What is the AccessTime for Dictionary,List> , is it still O(1)?

Question

I wanted to implement an algorithm with Dictionary<Dictionary<char,int>, List<string>> to find the anagram words in a dictionary.

As i need to implement my custom EqualityComparer for this Dictionary, is the access time still O(1) i.e big O (1) ?

Second question, As part of the EqualityComparer I also need to implement the GetHashCode(). What is the efficient way of determining GetHashCode() for Dictionary<Dictionary<char,int>, List<string>>?

i just came up with this method, is there any better alternative?

public int GetHashCode(Dictionary<char, int> obj)
    {
        unchecked
        {
            int hashCode = 17;
            foreach (var item in obj)
            {
                hashCode += 23 * item.Key.GetHashCode();
            }
            return hashCode;
        }
    }

Any word of advice is appreciated. Thanks!

Answer 1

How about converting the word "need" into the string "d1e2n1" instead of using a Dictionary as key? In order to build this string, you could use a binary tree. A char would be used as key and the character count as value. The binary tree is automatically sorted by the key, which is not the case for a dictionary.

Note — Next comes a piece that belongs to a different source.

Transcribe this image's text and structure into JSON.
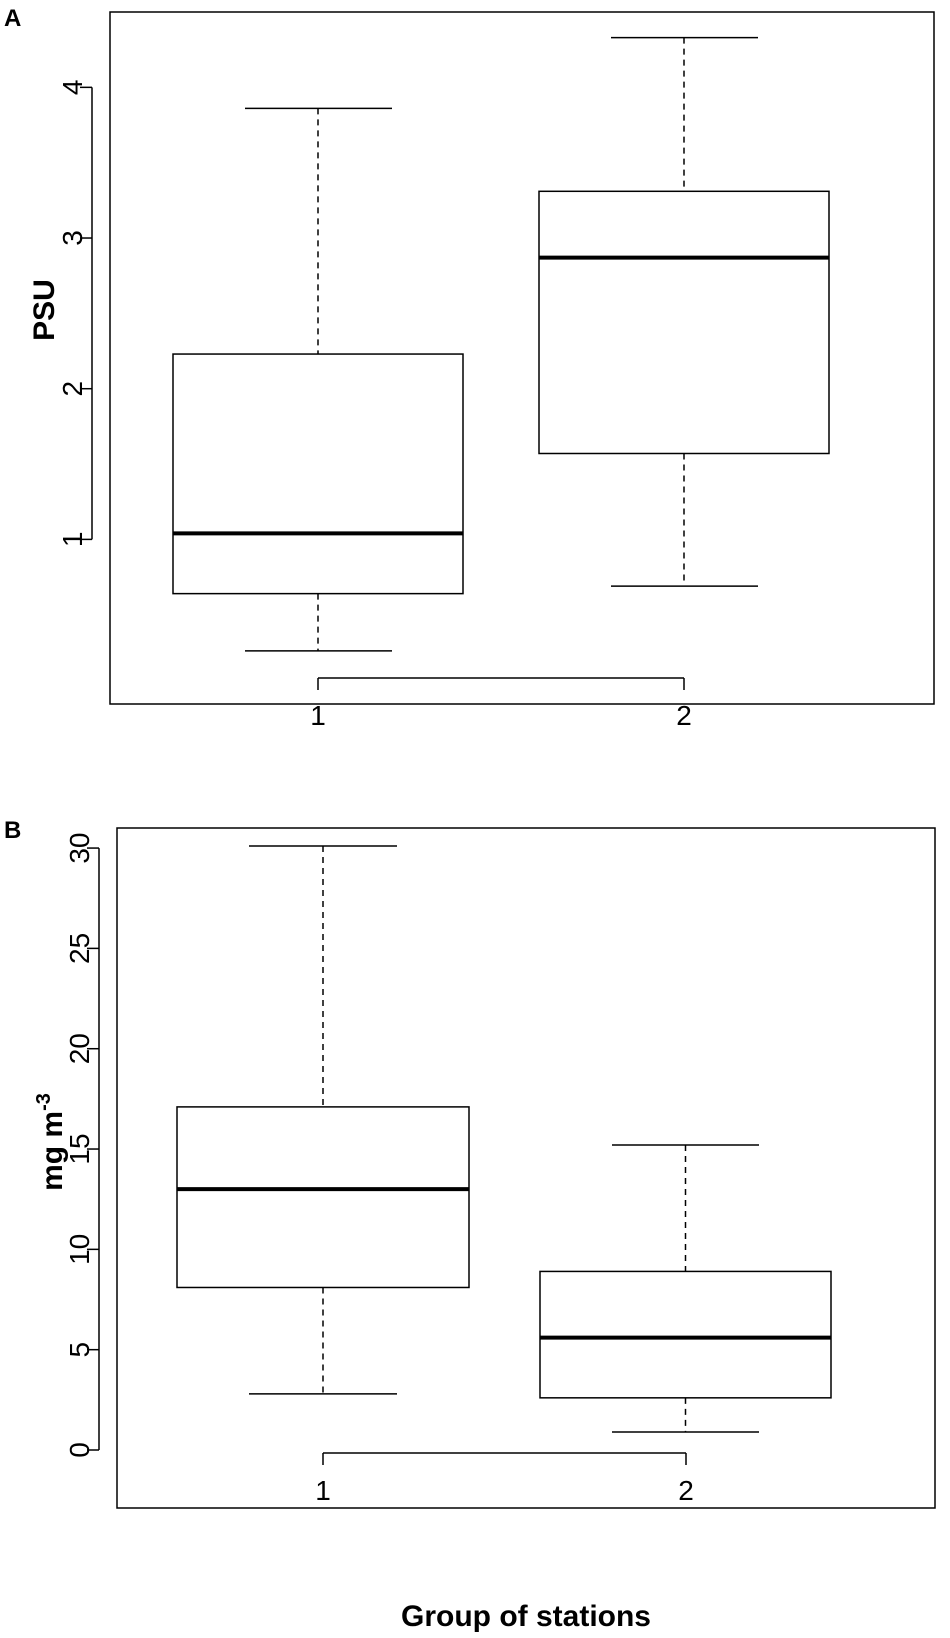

You can calculate a combined hash value from single hash values by combining their binary representation with the XOR operation. With C#, you would do something like this:

public override int GetHashCode()
{
    // Combine hashcode of a and b
    return a.GetHashCode() ^ b.GetHashCode();
}

---

Finding an entry in an unsorted list is an O(n) operation. Finding an entry in a sorted list is an O(log(n)) operation, if a binary search is used.

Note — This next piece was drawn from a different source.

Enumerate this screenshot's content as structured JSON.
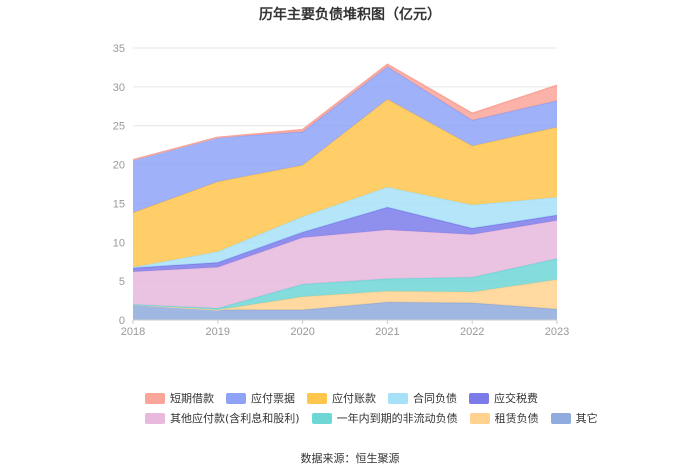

Finding a word in a list in a dictionary is an O(1 + n) operation, which is the same as an O(n) operation, or an O(1 + log(n)) operation, which is the same as an O(log(n)) operation.

---

EDIT:

Here is a possible implementation:

var anagrams = new Dictionary<string, List<string>>();
foreach (string word in words) {
    string key = GetFrequency(word);
    List<string> list;
    if (anagrams.TryGetValue(key, out list)) {
        list.Add(word);
    } else {
        list = new List<string> { word };
        anagrams.Add(key, list);
    }
}

It uses this method to get the key:

private string GetFrequency(string word)
{
    var dict = new SortedDictionary<char, int>(); // Implemented as binary tree
    foreach (char c in word.ToLower()) {
        int count;
        if (dict.TryGetValue(c, out count)) {
            dict[c] += 1;
        } else {
            dict[c] = 1;
        }
    }
    return dict.Aggregate(new StringBuilder(), (sb, item) => sb.Append(item.Key).Append(item.Value), sb => sb.ToString());
}

Using this definition for the words ...

var words = new List<string> { "need", "eden", "team", "meat", "meta", "Nat", "tan" };

This test ...

foreach (var item in anagrams.OrderBy(x => x.Key)) {
    Console.WriteLine();
    Console.WriteLine(item.Key + ":");
    foreach (string word in item.Value.OrderBy(w => w)) {
        Console.WriteLine("    " + word);
    }
}

... produces this output

a1e1m1t1:
    meat
    meta
    team

a1n1t1:
    Nat
    tan

d1e2n1:
    eden
    need

---

EDIT #2:

Here is the frequency calculation as suggest by Ben Voigt

private string GetFrequencyByBenVoigt(string word)
{
    char[] chars = word.ToLower().ToCharArray();
    Array.Sort(chars);
    return new string(chars);
}

The test result would be

aemt:
    meat
    meta
    team

ant:
    Nat
    tan

deen:
    eden
    need

Answer 2

The access time of a Dictionary<TKey, TValue> approaches O(1) but is not exactly so. In ideal scenarios (good distribution / few collisions) you can think of it as being O(1) though. In situations where there are lots of collisions due to a low variance in the GetHashCode values the access time degrades and can approach O(N).

Answer 3

A hash code based on container content will be O(n) in the count of items in the container. You could wrap the dictionary in another type and cache the hash code so it only needs to be computed once... but I can think of several more efficient ways to store that data than a dictionary.